Pat silk or White pat silk, Mulberry silk of Assam (Assamese: পাট ৰেচম) is a variety of domestic silk in Assam, India. It is usually brilliant white or off-white in colour. Its cloth can dry in shadow. The larvae of the Pat Silkworm's preferred food is nuni (white Mulberry plant: Morus alba) leaves. The silk has a natural white tint and is known for its durability and glossy texture. Pat silk, like other Assam silks, is used in products like mekhelas, chadars and other textiles.

Domestic silk moths are closely dependent on humans for reproduction, as a result of millennia of selective breeding. Wild silk moths are different (having not been selectively bred) from their domestic cousins; they are not commercially viable in the production of silk.

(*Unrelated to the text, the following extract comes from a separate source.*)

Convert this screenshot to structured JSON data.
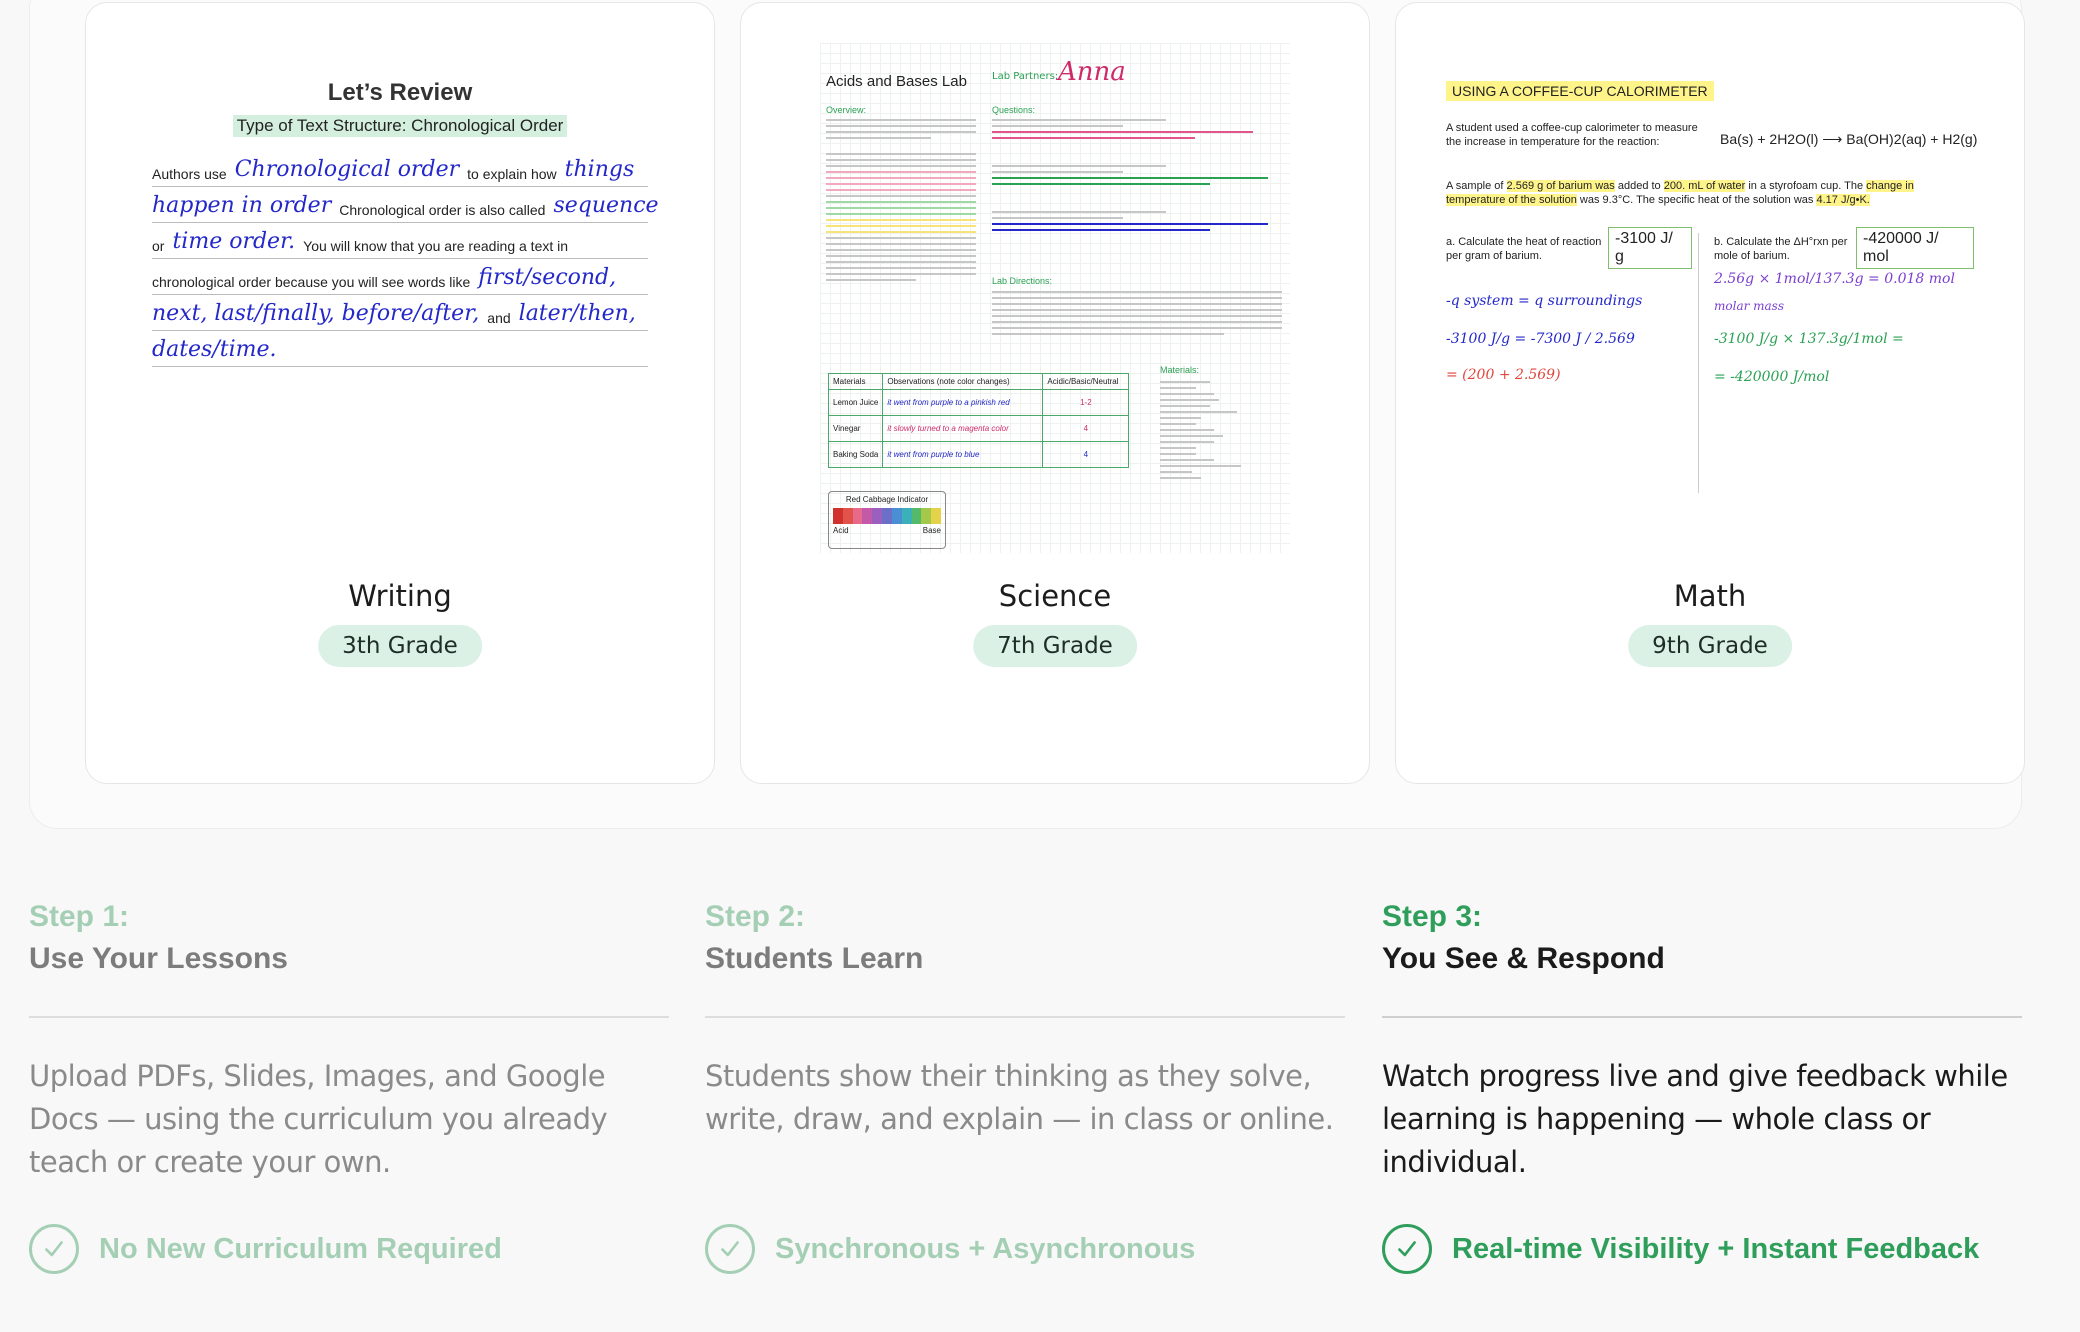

In India, the major mulberry silk producing regions are Karnataka, Andhra Pradesh, West Bengal, Tamil Nadu and Jammu and Kashmir which together accounts for 92% of country's total mulberry raw silk production. Karnataka produces 9,000 metric tons of mulberry silk of a total of 14,000 metric tons produced in the country, thus contributing to nearly 70% of the country's total mulberry silk. In Karnataka, silk is mainly grown in the Mysore district. The mulberry silk produced in Karnataka is called Mysore silk and Pat silk is the mulberry silk produced in Assam.

Sericulture in Assam is an ancient industry which was brought by the Tibeto-Burman Kachari tribes.